The Criterion set includes an interview with 5 of today’s well-known directors influenced by The Battle of Algiers: Mira Nair, Spike Lee, Julian Schnabel, Steven Soderbergh, and Oliver Stone. Nair, who has done some good socially-conscious films, praised Pontecorvo’s film as the film she wish she had directed. Personally I’m glad she hasn’t tried to direct such a film, especially given last year’s disengaging costume drama Vanity Fair, whose hands-off approach to British imperialism bordered on overt orientalism (according to her this was a subtle comment on orientalism, but I didn’t get it). (Ironically, Vanity Fair was dedicated to the late Edward Said, who was a friend of Nair’s). Her statements about political filmmaking were to the effect that she hopes someone will do it, but it won’t be her. Equally disappointing was Soderbergh, who lamented the fact that he started making movies after the era of great political films like The Battle of Algiers and Costa-Gavras’s Z. As if Pontecorvo decided to make his film because he thought it was a good time to make a political film, and there were few risks. Schnabel, the only director who I wasn’t familiar with, made a rare comment that the kind of struggles the film depicted were still going on today.

It looks like if you saw the news in Iraq and you had a black and white television set, it looks like you could have seen this film right now. It’s the same thing, and there’s something very disturbing about that.

Lee said, correctly, that the Algerians were right to fight their oppressors. Stone praised the technical aspects of The Battle of Algiers, but remarked that people complained to him that the film was a little too biased in favor of the Algerians.

If anything, Pontecorvo’s The Battle of Algiers took more than the necessary pains to give the French occupation the benefit of the doubt. The historical context of the film is pretty much left out, poorly motivating the need for violent resistance.
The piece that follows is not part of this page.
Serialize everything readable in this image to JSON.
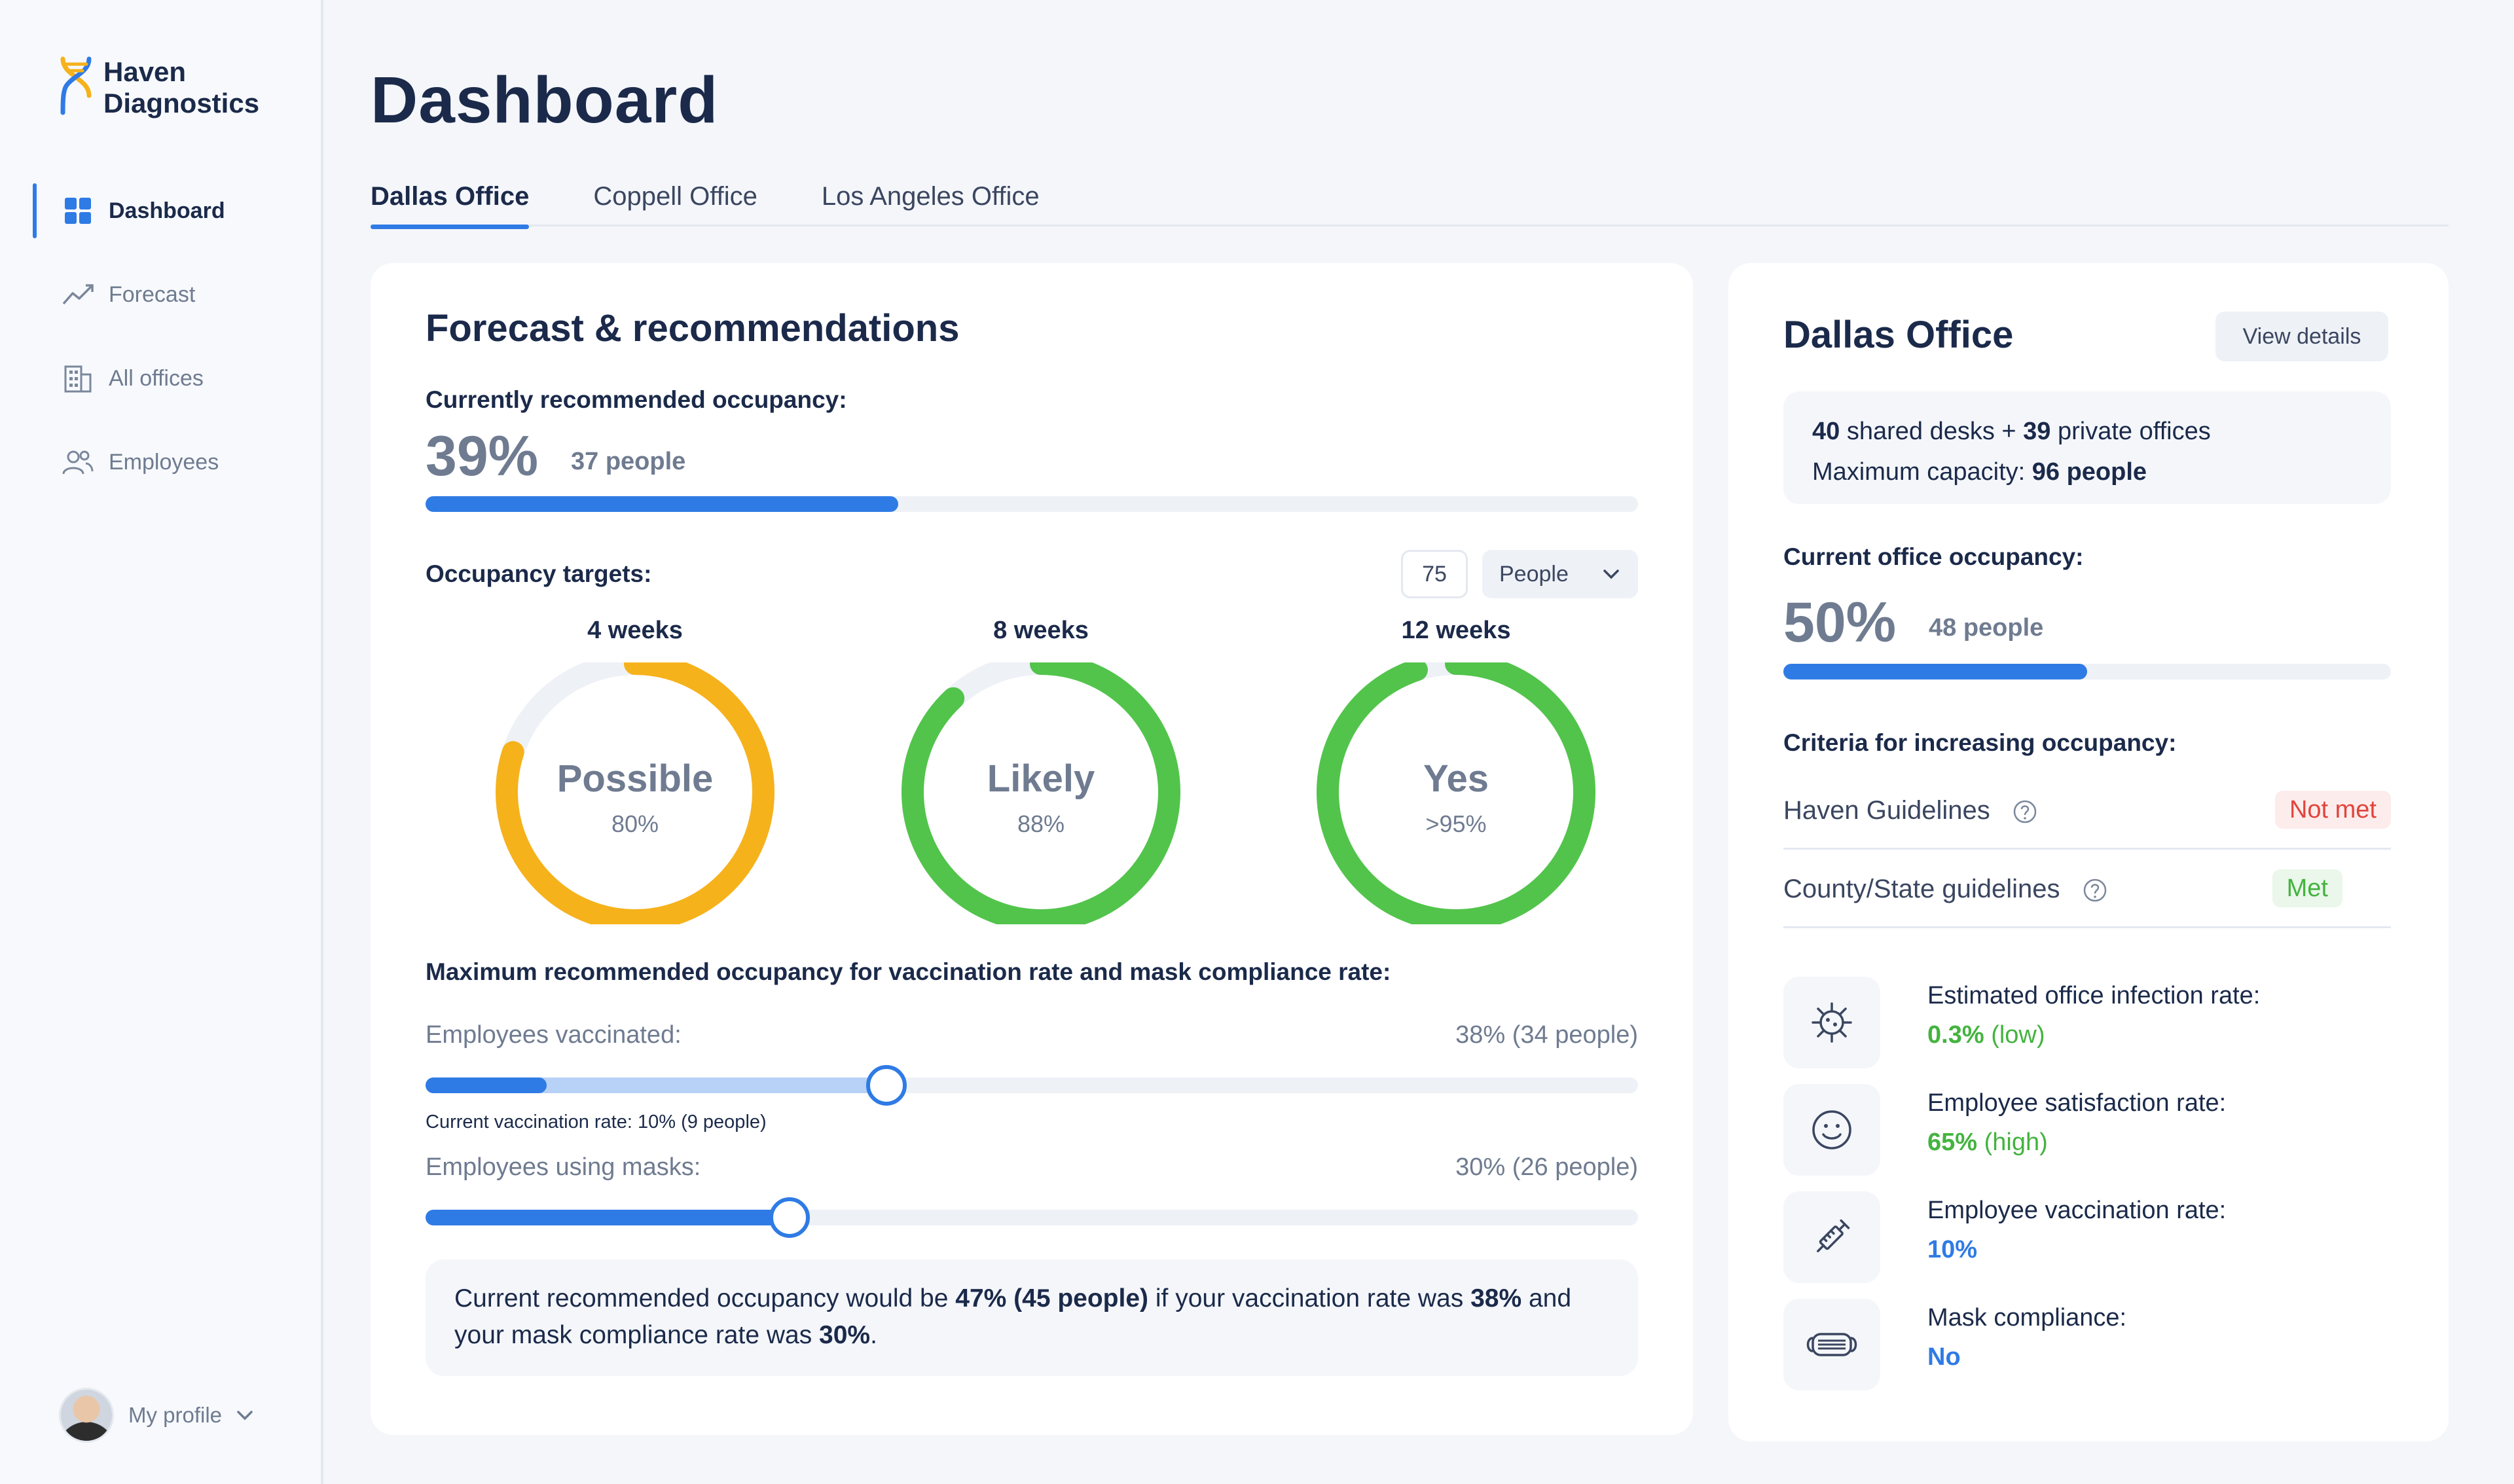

Today’s audiences benefit from the excellent historical material that is on the companion disks, in which we learn that The Battle of Algiers was only a piece of the 1954-1962 Algerian war for independence, the part fought in the capital city Algiers, where most of the French colonists lived. The French had occupied Algeria since 1830, but the invasion was immediately resisted by Abdel Kadir. A nationalist struggle for self-determination was always a part of the Algerian milieu. In particular, the violent suppression of Algerian demonstrations in 1945, leading to the massacres of 6-8,000 villagers near Setif, set the stage for the final freedom struggle that led to independence. The NLF movement was already active for years in the countryside before the 1954-1957 events in the capital that are the focus of Pontecorvo’s film. Little of this history was provided by the film, perhaps allowing today’s audiences to think that the French settlers were helpless victims of Algerian terrorists in the same way as the Algerian civilians were victims of the French military. The film does show that in Algiers, the first attacks on civilians were carried out by clandestine French terrorist groups made up of police officials and settlers. Only after the French terrorism did violent attacks by the NLF on French civilians begin.

The French had participated in the crime of occupation with the full benefit of the French military to enforce it violently, with all the tools of terror and torture at its disposal, and a supposedly blind legal system, which was racist in practice, backing it up. (Compare with the similar situation in Palestine, or in the American occupations of native lands, or in today’s current US projects in Muslim lands.) The French were reaping the logical consequences of their actions. As Oliver Stone noted in the companion disk (and as has been said by other commentators regarding the 9/11 atrocities), the French chickens were coming home to roost.